Amour de soi et amour propre

En essayant de concevoir l'homme à l'état de nature (je le répète, il s'agit d'une hypothèse méthodologique, et non d'une réalité historique que prétend dépeindre le philosophe : il s'agit de pouvoir penser le passage de la nature à la culture, et non de dire ce qui a effectivement été!) nous avons suivi les traces de Rousseau, qui conçoit l'être humain animé originellement par l'amour de soi et la pitié. C'est un être amoral, solitaire, qui ne connaît pas la violence.

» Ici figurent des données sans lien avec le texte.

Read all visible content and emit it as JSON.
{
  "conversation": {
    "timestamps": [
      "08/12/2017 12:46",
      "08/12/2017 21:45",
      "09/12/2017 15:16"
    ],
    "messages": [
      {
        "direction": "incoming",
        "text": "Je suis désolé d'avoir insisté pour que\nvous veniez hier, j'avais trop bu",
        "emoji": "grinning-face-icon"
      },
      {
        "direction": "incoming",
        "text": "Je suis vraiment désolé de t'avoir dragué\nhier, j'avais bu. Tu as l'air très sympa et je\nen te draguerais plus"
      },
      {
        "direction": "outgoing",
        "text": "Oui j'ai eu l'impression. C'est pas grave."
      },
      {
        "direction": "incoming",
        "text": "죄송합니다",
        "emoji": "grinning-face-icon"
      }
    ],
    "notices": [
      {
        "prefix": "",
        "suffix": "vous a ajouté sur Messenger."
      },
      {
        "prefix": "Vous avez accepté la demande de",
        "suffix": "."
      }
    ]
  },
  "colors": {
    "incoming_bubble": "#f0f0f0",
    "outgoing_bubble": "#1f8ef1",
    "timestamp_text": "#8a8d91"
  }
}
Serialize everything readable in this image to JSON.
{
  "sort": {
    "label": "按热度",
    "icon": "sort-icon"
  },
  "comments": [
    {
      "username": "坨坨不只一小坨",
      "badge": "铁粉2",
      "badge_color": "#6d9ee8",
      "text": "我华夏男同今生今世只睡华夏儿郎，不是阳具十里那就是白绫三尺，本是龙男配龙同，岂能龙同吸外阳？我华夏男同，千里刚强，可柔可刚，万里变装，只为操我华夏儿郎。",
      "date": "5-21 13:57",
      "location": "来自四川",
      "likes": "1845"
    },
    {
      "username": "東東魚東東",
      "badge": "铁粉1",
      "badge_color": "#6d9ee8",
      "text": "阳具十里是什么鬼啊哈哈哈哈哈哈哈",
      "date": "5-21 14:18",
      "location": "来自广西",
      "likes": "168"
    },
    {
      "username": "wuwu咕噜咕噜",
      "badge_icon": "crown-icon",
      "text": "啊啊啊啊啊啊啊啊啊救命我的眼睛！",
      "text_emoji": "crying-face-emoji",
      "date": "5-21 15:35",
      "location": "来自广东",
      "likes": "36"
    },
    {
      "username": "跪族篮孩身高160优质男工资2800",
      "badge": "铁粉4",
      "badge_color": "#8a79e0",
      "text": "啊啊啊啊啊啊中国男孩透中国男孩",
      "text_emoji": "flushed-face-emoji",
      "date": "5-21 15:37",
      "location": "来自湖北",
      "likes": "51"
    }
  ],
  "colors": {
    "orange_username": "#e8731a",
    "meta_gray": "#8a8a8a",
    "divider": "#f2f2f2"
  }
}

Sorti de l'état de nature, Rousseau pense la transformation de l'amour de soi, qui est en fait la conservation, en amour propre, qui est égoïsme et contemplation de soi. La société, certes, permet, par les conventions conclues entre les hommes, de concevoir une égalité légitime, mais elle est aussi un état dans lequel l'homme a perdu cette simplicité originelle : il se compare aux autres, les relations sociales sont marquées par la comparaison et la jalousie perpétuelle.

Voici un extrait du traité de pédagogie de Rousseau, dans lequel est précisée la distinction entre amour de soi et amour propre (Emile ou de l'Education, IV) :

L'amour de soi, qui ne regarde qu'à nous, est content quand nos vrais besoins sont satisfaits ; mais l'amour-propre, qui se compare, n'est jamais content et ne saurait l'être, parce que ce sentiment, en nous préférant aux autres, exige aussi que les autres nous préfèrent à eux, ce qui est impossible. Voilà comment les passions douces et affectueuses naissent de l'amour de soi, et comment les passions haineuses et irascibles naissent de l'amour propre. Ainsi, ce qui rend l'homme essentiellement bon est d'avoir peu de besoins et de peu se comparer aux autres ; ce qui le rend essentiellement méchant est d'avoir beaucoup de besoins et de tenir beaucoup à l'opinion. Sur ce principe, il est aisé de voir comment on peut diriger au bien ou au mal toutes les passions des enfants et des hommes. Il est vrai que ne pouvant vivre toujours seuls, ils vivront difficilement toujours bons : cette difficulté même augmentera nécessairement avec leurs relations, et c'est en ceci surtout que les dangers de la société nous rendent les soins plus indispensables pour prévenir dans le cœur humain la dépravation qui naît de ses nouveaux besoins.

Cette réflexion de Rousseau peut également faire écho au cours sur le bonheur : le malheur vient de ce que l'homme ne peut plus, en société, retrouver la transparence originelle de soi à soi et de soi à autrui, car s'intercalent sans cesse les biens, les représentations, produits de la société.

La pensée de Rousseau, dans l’Émile, consistera alors à tacher non d'éloigner son élève de la société, mais qu'il puisse y évoluer le cœur content, en préservant la voix de la pitié et de l'amour de soi, et en se préservant des inutiles et nuisibles artifices que la société façonne.